Die schwarz-gelbe Regierung ist mit dem Versprechen angetreten, dass die »Leistungsträger« endlich die ihnen zustehende Entlohnung erhalten sollen. Dabei ging es natürlich nicht um eine Erhöhung des seit Jahren stagnierenden Lohnniveaus oder die Einführung eines Mindestlohns, sondern um Steuererleichterungen, die erst bei höheren Einkommen wirksam werden. Die Regierung hat dafür den schönen Begriff der »Leistungsgerechtigkeit« gefunden. Zukünftig möchte sie sich auch um mehr »Chancengerechtigkeit« bemühen. Man darf gespannt sein, wo diese verwirklicht werden soll. Anbieten würde sich das deutsche Bildungssystem, dem seit Jahren bescheinigt wird, dass es eines der ungerechtesten der Welt ist. Aber das wäre vermutlich zu naheliegend. Eine Forderung, die Koch-Mehrin vor einigen Jahren stellte, dürfte der schwarz-gelben Wählerklientel besser gefallen. Sie schlug vor, dass Eltern sämtliche Bildungsausgaben, die sie für ihre Kinder tätigen, steuerlich absetzen können sollten.

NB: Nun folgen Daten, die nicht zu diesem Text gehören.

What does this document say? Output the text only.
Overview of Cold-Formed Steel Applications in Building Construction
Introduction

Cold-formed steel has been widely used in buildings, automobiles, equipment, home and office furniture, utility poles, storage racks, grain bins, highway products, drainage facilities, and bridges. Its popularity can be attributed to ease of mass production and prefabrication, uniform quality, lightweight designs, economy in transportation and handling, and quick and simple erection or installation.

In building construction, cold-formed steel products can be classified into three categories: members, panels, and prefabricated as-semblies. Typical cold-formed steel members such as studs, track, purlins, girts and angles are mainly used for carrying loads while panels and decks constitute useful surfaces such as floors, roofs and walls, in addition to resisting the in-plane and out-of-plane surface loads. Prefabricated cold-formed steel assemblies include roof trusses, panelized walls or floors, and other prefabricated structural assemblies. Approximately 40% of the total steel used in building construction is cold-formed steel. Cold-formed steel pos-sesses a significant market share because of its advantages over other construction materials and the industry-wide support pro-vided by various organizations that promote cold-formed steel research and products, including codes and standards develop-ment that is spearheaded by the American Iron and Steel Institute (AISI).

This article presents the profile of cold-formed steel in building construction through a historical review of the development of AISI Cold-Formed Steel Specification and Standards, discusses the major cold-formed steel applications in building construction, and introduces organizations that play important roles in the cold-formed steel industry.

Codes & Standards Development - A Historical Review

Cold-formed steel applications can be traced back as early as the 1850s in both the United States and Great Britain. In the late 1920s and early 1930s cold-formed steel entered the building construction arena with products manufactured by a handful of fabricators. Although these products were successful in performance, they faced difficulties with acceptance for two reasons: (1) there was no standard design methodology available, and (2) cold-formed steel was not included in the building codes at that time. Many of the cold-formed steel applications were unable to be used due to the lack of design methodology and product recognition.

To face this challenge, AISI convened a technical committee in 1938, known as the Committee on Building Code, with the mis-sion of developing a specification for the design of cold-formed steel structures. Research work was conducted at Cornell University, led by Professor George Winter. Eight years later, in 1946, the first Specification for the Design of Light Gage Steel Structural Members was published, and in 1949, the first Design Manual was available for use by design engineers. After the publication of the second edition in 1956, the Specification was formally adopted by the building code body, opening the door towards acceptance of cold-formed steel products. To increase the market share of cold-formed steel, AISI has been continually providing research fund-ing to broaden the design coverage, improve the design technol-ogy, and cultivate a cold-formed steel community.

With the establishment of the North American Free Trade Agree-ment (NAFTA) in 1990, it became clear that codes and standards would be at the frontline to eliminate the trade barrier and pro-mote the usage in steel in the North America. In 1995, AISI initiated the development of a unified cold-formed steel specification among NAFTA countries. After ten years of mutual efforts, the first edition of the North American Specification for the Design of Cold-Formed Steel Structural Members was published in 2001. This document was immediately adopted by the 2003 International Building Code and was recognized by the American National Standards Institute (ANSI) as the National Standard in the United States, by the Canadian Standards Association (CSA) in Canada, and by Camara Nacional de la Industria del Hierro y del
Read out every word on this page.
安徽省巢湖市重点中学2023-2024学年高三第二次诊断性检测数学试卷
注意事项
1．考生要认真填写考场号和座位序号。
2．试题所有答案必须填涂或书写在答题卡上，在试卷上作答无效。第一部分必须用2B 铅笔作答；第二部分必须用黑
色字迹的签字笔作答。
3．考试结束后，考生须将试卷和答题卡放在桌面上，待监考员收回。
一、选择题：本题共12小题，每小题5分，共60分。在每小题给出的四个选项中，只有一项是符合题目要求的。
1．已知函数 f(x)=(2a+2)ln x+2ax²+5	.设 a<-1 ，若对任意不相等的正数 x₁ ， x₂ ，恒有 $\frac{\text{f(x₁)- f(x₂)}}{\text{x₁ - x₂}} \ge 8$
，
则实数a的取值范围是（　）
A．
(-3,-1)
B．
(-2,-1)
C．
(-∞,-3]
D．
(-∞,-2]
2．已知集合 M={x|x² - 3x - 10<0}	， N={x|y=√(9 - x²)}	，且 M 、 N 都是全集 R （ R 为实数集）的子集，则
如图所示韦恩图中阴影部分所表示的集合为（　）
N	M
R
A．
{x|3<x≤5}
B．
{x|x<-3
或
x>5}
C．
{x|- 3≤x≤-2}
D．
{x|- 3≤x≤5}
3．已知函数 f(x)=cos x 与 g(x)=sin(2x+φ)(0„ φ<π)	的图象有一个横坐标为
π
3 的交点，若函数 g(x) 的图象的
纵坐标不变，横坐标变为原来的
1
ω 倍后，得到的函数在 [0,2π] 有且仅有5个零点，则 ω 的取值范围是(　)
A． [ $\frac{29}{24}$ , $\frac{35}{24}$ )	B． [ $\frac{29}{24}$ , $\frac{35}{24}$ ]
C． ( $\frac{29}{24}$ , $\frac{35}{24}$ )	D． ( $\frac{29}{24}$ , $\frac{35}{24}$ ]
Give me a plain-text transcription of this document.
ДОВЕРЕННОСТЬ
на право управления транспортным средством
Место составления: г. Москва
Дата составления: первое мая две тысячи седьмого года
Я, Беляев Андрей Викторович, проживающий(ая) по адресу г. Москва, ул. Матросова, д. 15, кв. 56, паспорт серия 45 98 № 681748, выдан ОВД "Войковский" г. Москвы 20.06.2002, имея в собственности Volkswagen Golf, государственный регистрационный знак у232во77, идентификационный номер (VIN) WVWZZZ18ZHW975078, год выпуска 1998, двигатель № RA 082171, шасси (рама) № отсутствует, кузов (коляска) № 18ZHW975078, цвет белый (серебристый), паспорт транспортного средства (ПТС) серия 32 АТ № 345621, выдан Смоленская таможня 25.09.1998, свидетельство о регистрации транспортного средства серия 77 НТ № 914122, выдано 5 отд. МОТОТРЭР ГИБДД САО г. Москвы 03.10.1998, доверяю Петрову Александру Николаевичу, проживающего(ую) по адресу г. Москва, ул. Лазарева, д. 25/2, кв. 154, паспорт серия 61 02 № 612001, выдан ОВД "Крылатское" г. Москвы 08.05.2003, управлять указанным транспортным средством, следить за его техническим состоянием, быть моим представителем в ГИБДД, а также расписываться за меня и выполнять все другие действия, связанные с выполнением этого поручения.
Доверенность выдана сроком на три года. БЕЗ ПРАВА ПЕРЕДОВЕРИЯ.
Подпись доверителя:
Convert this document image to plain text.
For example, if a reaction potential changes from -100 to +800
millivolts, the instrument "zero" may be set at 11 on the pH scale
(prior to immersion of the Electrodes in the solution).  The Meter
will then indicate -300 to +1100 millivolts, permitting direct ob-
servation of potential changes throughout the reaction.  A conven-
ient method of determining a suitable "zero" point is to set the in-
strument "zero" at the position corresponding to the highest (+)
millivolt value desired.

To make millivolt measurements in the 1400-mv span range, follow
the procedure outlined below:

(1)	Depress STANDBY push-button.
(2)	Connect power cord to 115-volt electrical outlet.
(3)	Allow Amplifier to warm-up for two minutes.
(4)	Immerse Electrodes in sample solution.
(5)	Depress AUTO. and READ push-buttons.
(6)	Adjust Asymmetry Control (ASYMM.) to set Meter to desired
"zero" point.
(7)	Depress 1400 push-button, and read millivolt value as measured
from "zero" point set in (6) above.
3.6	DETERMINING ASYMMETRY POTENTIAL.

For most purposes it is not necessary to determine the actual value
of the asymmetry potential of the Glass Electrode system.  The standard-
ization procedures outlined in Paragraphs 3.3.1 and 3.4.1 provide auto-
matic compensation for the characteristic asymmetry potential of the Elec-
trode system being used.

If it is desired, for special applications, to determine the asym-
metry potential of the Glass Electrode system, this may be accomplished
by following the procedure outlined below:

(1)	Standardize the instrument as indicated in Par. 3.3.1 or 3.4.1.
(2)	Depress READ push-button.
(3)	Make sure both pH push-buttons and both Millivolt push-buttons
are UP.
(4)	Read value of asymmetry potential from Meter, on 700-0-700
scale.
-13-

Den Beziehern von Hartz IV und Geringverdienern würde das selbstverständlich nichts nützen. Es fällt auf, dass Koch-Mehrin und zu Guttenberg im Zusammenhang mit den Plagiats­affären auf ihre Familien zu sprechen kamen. Koch-Mehrin begründete ihren Rücktritt damit, dass sie »Druck von ihrer Familie« nehmen wolle. Zu Guttenbergs Begründung klang ähnlich, mittlerweile erklärte er der Bayreuther Universität, dass seine Familie einen großen »Erfolgsdruck« auf ihn ausgeübt habe und er während seiner Dissertation an »Überforderung« gelitten habe. Überforderung und Erfolgsdruck, das sind Symptome, mit denen vor allem Leistungsträger zu kämpfen haben. Dass die Bevölkerung dieses Geständnis mit Mitgefühl goutieren wird, ist unwahrscheinlich. Anders als der Vorgesetzte kann die Verwandtschaft keine Kündigung aussprechen, wenn man über Arbeitsbelastung klagt.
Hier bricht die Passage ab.